Um estudo divulgado nos Estados Unidos revelou que dois terços das maiores companhias do planeta substituíram seu presidente pelo menos uma vez nos últimos cinco anos. Não é pouca coisa. Essa rotatividade mostrou-se mordaz e também alvejou executivos dos mais altos escalões das organizações. Trata-se de uma onda irreversível e moralizadora no instante que o mundo se depara com escândalos contábeis de toda natureza.
Por trás desse movimento, porém, desnuda-se as dificuldades e o fardo que se tornou dirigir uma empresa nos dias atuais. Nos bastidores desse processo, a competitividade insana inflou o apetite dos investidores e acionistas que passaram a exigir resultados cada vez melhores. Pressionados, os profissionais sucumbem diante das tentações que implicam em fama, glamour, poder e um pacote de remuneração variável e compatível com o nível de responsabilidade que exercem. A necessidade de cumprir metas, no entanto, condenou-os à vítima das próprias circunstâncias.
A onda de maquiagens das demonstrações financeiras utilizadas pelas companhias para inflar lucros e parecer mais atraentes teve um efeito mais nocivo do que os ataques terroristas comandados por Osama Bin Laden, em 11 de setembro de 2001. O mundo jamais será o mesmo depois do episódio que sepultou a Enron. As fraudes que se seguiram abalaram a já frágil saúde da economia norte-americana, que ainda contabilizava o prejuízo de US$ 4 trilhões de dólares em riquezas após o estouro da bolha especulativa. O estrago doméstico esparramou a crise global de confiança, derrubou o mercado de capitais e foi o golpe derradeiro na credibilidade dos CEOs (chief executive officer).

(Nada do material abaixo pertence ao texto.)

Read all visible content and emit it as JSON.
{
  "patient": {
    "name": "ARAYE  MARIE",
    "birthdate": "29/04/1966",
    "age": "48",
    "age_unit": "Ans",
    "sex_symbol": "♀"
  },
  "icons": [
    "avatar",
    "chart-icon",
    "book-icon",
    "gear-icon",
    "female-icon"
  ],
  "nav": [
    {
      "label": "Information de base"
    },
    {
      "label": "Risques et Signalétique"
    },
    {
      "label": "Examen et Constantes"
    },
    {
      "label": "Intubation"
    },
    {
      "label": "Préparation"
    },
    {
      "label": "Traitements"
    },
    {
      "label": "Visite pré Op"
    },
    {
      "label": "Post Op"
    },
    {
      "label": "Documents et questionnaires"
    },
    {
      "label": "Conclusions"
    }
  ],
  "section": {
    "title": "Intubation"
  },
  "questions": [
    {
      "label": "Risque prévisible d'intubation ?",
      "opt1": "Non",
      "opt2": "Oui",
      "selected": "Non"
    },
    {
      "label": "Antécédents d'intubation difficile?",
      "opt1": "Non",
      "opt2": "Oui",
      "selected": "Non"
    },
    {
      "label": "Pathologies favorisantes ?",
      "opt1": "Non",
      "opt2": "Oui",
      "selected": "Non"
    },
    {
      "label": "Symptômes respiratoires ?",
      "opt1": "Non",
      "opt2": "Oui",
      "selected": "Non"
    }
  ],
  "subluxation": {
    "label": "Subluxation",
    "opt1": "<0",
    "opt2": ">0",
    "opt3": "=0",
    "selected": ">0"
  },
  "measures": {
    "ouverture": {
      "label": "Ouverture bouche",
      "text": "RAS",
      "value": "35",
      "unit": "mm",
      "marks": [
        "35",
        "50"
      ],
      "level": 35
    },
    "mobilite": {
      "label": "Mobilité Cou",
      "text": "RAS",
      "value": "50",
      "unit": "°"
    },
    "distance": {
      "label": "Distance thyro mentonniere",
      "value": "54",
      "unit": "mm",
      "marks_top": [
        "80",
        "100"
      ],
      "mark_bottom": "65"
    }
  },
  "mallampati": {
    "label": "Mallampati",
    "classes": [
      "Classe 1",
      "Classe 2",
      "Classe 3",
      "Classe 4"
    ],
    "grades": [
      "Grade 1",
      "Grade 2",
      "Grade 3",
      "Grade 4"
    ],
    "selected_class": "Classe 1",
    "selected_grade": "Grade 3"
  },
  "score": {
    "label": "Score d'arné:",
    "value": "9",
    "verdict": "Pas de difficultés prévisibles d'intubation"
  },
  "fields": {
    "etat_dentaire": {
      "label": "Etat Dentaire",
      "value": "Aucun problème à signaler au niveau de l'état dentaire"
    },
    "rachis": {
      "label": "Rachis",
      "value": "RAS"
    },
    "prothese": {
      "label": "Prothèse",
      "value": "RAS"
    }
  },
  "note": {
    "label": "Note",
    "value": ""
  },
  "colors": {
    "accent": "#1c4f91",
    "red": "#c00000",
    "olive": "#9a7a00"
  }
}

Depois desses eventos negativos, a governança corporativa incorporou-se à rotina empresarial e suscitou uma verdade absoluta: ética e transparência transformaram-se definitivamente num fator de sucesso do negócio. As gestões tiveram de se converter à cristalinidade, sob pena de ser atropelada pela reinvenção de novas práticas e sucumbir diante da competição.

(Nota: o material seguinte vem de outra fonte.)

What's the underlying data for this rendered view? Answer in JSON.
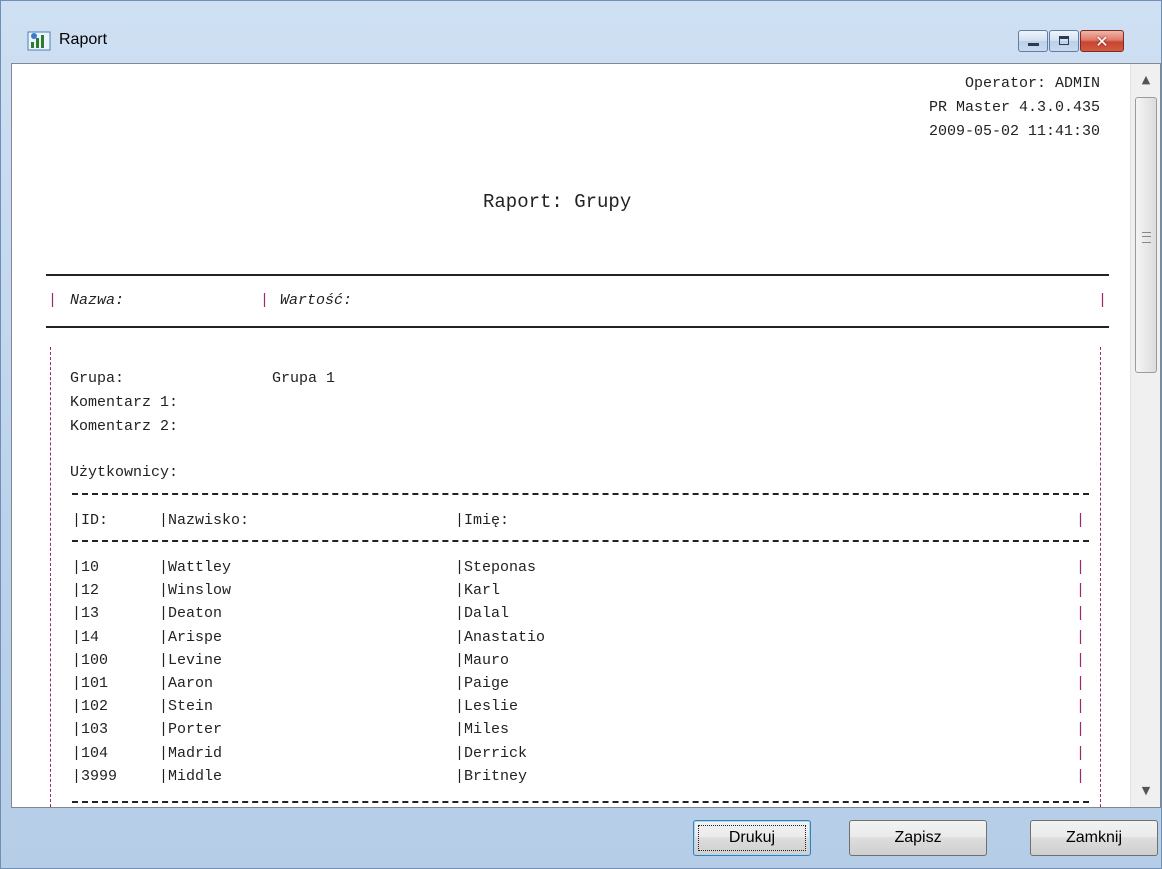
{
  "window": {
    "title": "Raport",
    "controls": {
      "close_glyph": "✕"
    }
  },
  "report": {
    "header": {
      "operator": "Operator: ADMIN",
      "version": "PR Master 4.3.0.435",
      "datetime": "2009-05-02 11:41:30"
    },
    "title": "Raport: Grupy",
    "columns": {
      "name": "Nazwa:",
      "value": "Wartość:"
    },
    "group": {
      "label": "Grupa:",
      "value": "Grupa 1",
      "comment1_label": "Komentarz 1:",
      "comment2_label": "Komentarz 2:",
      "users_label": "Użytkownicy:"
    },
    "users_table": {
      "headers": {
        "id": "ID:",
        "surname": "Nazwisko:",
        "firstname": "Imię:"
      },
      "rows": [
        {
          "id": "10",
          "surname": "Wattley",
          "firstname": "Steponas"
        },
        {
          "id": "12",
          "surname": "Winslow",
          "firstname": "Karl"
        },
        {
          "id": "13",
          "surname": "Deaton",
          "firstname": "Dalal"
        },
        {
          "id": "14",
          "surname": "Arispe",
          "firstname": "Anastatio"
        },
        {
          "id": "100",
          "surname": "Levine",
          "firstname": "Mauro"
        },
        {
          "id": "101",
          "surname": "Aaron",
          "firstname": "Paige"
        },
        {
          "id": "102",
          "surname": "Stein",
          "firstname": "Leslie"
        },
        {
          "id": "103",
          "surname": "Porter",
          "firstname": "Miles"
        },
        {
          "id": "104",
          "surname": "Madrid",
          "firstname": "Derrick"
        },
        {
          "id": "3999",
          "surname": "Middle",
          "firstname": "Britney"
        }
      ]
    }
  },
  "buttons": {
    "print": "Drukuj",
    "save": "Zapisz",
    "close": "Zamknij"
  },
  "colors": {
    "titlebar": "#bcd2ec",
    "accent_pipe": "#9a2a6a",
    "close_button": "#c8452f"
  }
}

As novas exigências ditadas pelas leis de mercado obrigaram as companhias a repensar e remodelar seus modelos de gestão. Um olhar diferenciado sobre a questão exige o predomínio da ética em todas as nuances. Trata-se, sem dúvida, do primeiro pressuposto que contemple as matrizes envolvidas no processo, e que forneça os trunfos necessários para garantir a vitória da transparência sobre a manipulação. Tornar as decisões verdadeiramente nítidas e visíveis para a cadeia de interessados é o desafio a ser alcançado. Num primeiro momento, os conselhos de administração e acionistas uniram-se para fiscalizar os atos de seus principais executivos.
Assim, o poder de decisão deixou de estar nas mãos de poucos personagens.

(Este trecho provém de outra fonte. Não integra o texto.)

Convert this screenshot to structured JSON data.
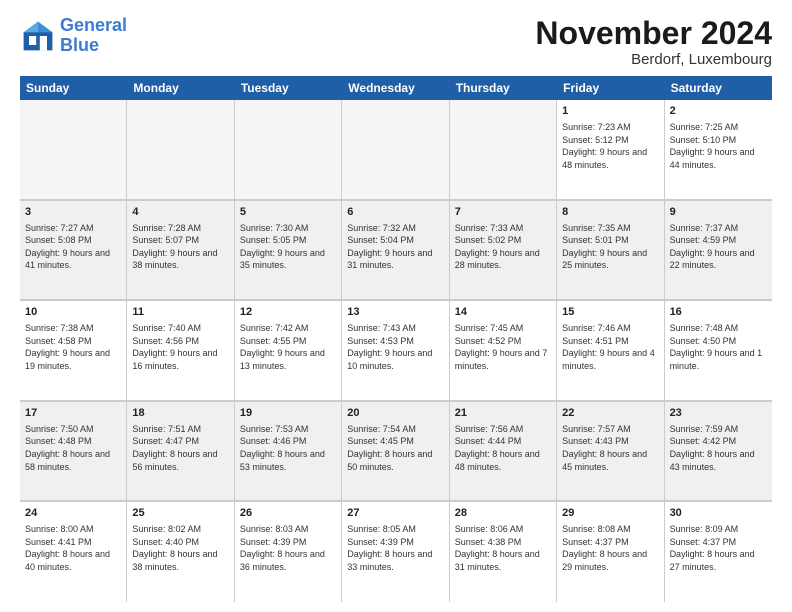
{
  "logo": {
    "line1": "General",
    "line2": "Blue"
  },
  "title": "November 2024",
  "location": "Berdorf, Luxembourg",
  "days": [
    "Sunday",
    "Monday",
    "Tuesday",
    "Wednesday",
    "Thursday",
    "Friday",
    "Saturday"
  ],
  "rows": [
    [
      {
        "day": "",
        "empty": true
      },
      {
        "day": "",
        "empty": true
      },
      {
        "day": "",
        "empty": true
      },
      {
        "day": "",
        "empty": true
      },
      {
        "day": "",
        "empty": true
      },
      {
        "day": "1",
        "info": "Sunrise: 7:23 AM\nSunset: 5:12 PM\nDaylight: 9 hours and 48 minutes."
      },
      {
        "day": "2",
        "info": "Sunrise: 7:25 AM\nSunset: 5:10 PM\nDaylight: 9 hours and 44 minutes."
      }
    ],
    [
      {
        "day": "3",
        "info": "Sunrise: 7:27 AM\nSunset: 5:08 PM\nDaylight: 9 hours and 41 minutes."
      },
      {
        "day": "4",
        "info": "Sunrise: 7:28 AM\nSunset: 5:07 PM\nDaylight: 9 hours and 38 minutes."
      },
      {
        "day": "5",
        "info": "Sunrise: 7:30 AM\nSunset: 5:05 PM\nDaylight: 9 hours and 35 minutes."
      },
      {
        "day": "6",
        "info": "Sunrise: 7:32 AM\nSunset: 5:04 PM\nDaylight: 9 hours and 31 minutes."
      },
      {
        "day": "7",
        "info": "Sunrise: 7:33 AM\nSunset: 5:02 PM\nDaylight: 9 hours and 28 minutes."
      },
      {
        "day": "8",
        "info": "Sunrise: 7:35 AM\nSunset: 5:01 PM\nDaylight: 9 hours and 25 minutes."
      },
      {
        "day": "9",
        "info": "Sunrise: 7:37 AM\nSunset: 4:59 PM\nDaylight: 9 hours and 22 minutes."
      }
    ],
    [
      {
        "day": "10",
        "info": "Sunrise: 7:38 AM\nSunset: 4:58 PM\nDaylight: 9 hours and 19 minutes."
      },
      {
        "day": "11",
        "info": "Sunrise: 7:40 AM\nSunset: 4:56 PM\nDaylight: 9 hours and 16 minutes."
      },
      {
        "day": "12",
        "info": "Sunrise: 7:42 AM\nSunset: 4:55 PM\nDaylight: 9 hours and 13 minutes."
      },
      {
        "day": "13",
        "info": "Sunrise: 7:43 AM\nSunset: 4:53 PM\nDaylight: 9 hours and 10 minutes."
      },
      {
        "day": "14",
        "info": "Sunrise: 7:45 AM\nSunset: 4:52 PM\nDaylight: 9 hours and 7 minutes."
      },
      {
        "day": "15",
        "info": "Sunrise: 7:46 AM\nSunset: 4:51 PM\nDaylight: 9 hours and 4 minutes."
      },
      {
        "day": "16",
        "info": "Sunrise: 7:48 AM\nSunset: 4:50 PM\nDaylight: 9 hours and 1 minute."
      }
    ],
    [
      {
        "day": "17",
        "info": "Sunrise: 7:50 AM\nSunset: 4:48 PM\nDaylight: 8 hours and 58 minutes."
      },
      {
        "day": "18",
        "info": "Sunrise: 7:51 AM\nSunset: 4:47 PM\nDaylight: 8 hours and 56 minutes."
      },
      {
        "day": "19",
        "info": "Sunrise: 7:53 AM\nSunset: 4:46 PM\nDaylight: 8 hours and 53 minutes."
      },
      {
        "day": "20",
        "info": "Sunrise: 7:54 AM\nSunset: 4:45 PM\nDaylight: 8 hours and 50 minutes."
      },
      {
        "day": "21",
        "info": "Sunrise: 7:56 AM\nSunset: 4:44 PM\nDaylight: 8 hours and 48 minutes."
      },
      {
        "day": "22",
        "info": "Sunrise: 7:57 AM\nSunset: 4:43 PM\nDaylight: 8 hours and 45 minutes."
      },
      {
        "day": "23",
        "info": "Sunrise: 7:59 AM\nSunset: 4:42 PM\nDaylight: 8 hours and 43 minutes."
      }
    ],
    [
      {
        "day": "24",
        "info": "Sunrise: 8:00 AM\nSunset: 4:41 PM\nDaylight: 8 hours and 40 minutes."
      },
      {
        "day": "25",
        "info": "Sunrise: 8:02 AM\nSunset: 4:40 PM\nDaylight: 8 hours and 38 minutes."
      },
      {
        "day": "26",
        "info": "Sunrise: 8:03 AM\nSunset: 4:39 PM\nDaylight: 8 hours and 36 minutes."
      },
      {
        "day": "27",
        "info": "Sunrise: 8:05 AM\nSunset: 4:39 PM\nDaylight: 8 hours and 33 minutes."
      },
      {
        "day": "28",
        "info": "Sunrise: 8:06 AM\nSunset: 4:38 PM\nDaylight: 8 hours and 31 minutes."
      },
      {
        "day": "29",
        "info": "Sunrise: 8:08 AM\nSunset: 4:37 PM\nDaylight: 8 hours and 29 minutes."
      },
      {
        "day": "30",
        "info": "Sunrise: 8:09 AM\nSunset: 4:37 PM\nDaylight: 8 hours and 27 minutes."
      }
    ]
  ]
}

Dessa maneira, define-se a transparência como estratégia para definir os direitos e deveres das pessoas envolvidas na condução dos negócios.
Um ambiente arejado tende a facilitar a captação de recursos financeiros, principalmente num momento em que os investidores avaliam, reavalia e gerenciam riscos de uma operação. Num estudo divulgado pela McKinsey, com cerca de 90 instituições que administram fundos na América Latina, metade deles afirmou que as práticas do conselho são mais importantes do que o desempenho financeiro no instante de definir os investimentos. Trata-se de uma eficiente receita contra fraude. A adoção da governança corporativa corresponde a assumir um compromisso público com os princípios éticos. E foi justamente a falta deles que detonou os escândalos contábeis nos Estados Unidos.
Tais conceitos estão, ou pelo menos começam a perpetuar-se, dentro dos escritórios. Os debates em torno do papel dos conselhos de administração ganharam músculos após os escândalos financeiros. Ao acompanhar o movimento internacional, as empresas brasileiras utilizam-se dessa arma de gestão estratégica para reavaliar e rediscutir uma postura diferenciada.
O filósofo grego Platão escreveu que tudo aquilo que engana parece liberar um encanto. Ficou comprovado que alguns CEOS abusaram do direito de forjar números para obter vantagens. Nessa mesma linha de pensamento, Nicolau Maquiavel, político e escritor italiano, vaticinou que quem engana sempre encontrará alguém que se deixa enganar. Portanto, é fundamental conscientizar-se de que o exercício do poder pára pelo repensar da ética, principalmente quando remete à reflexão profunda sobre os princípios que regem a conduta. E, partindo daí, a governança corporativa transformou-se numa importante vantagem competitiva e lucrativa.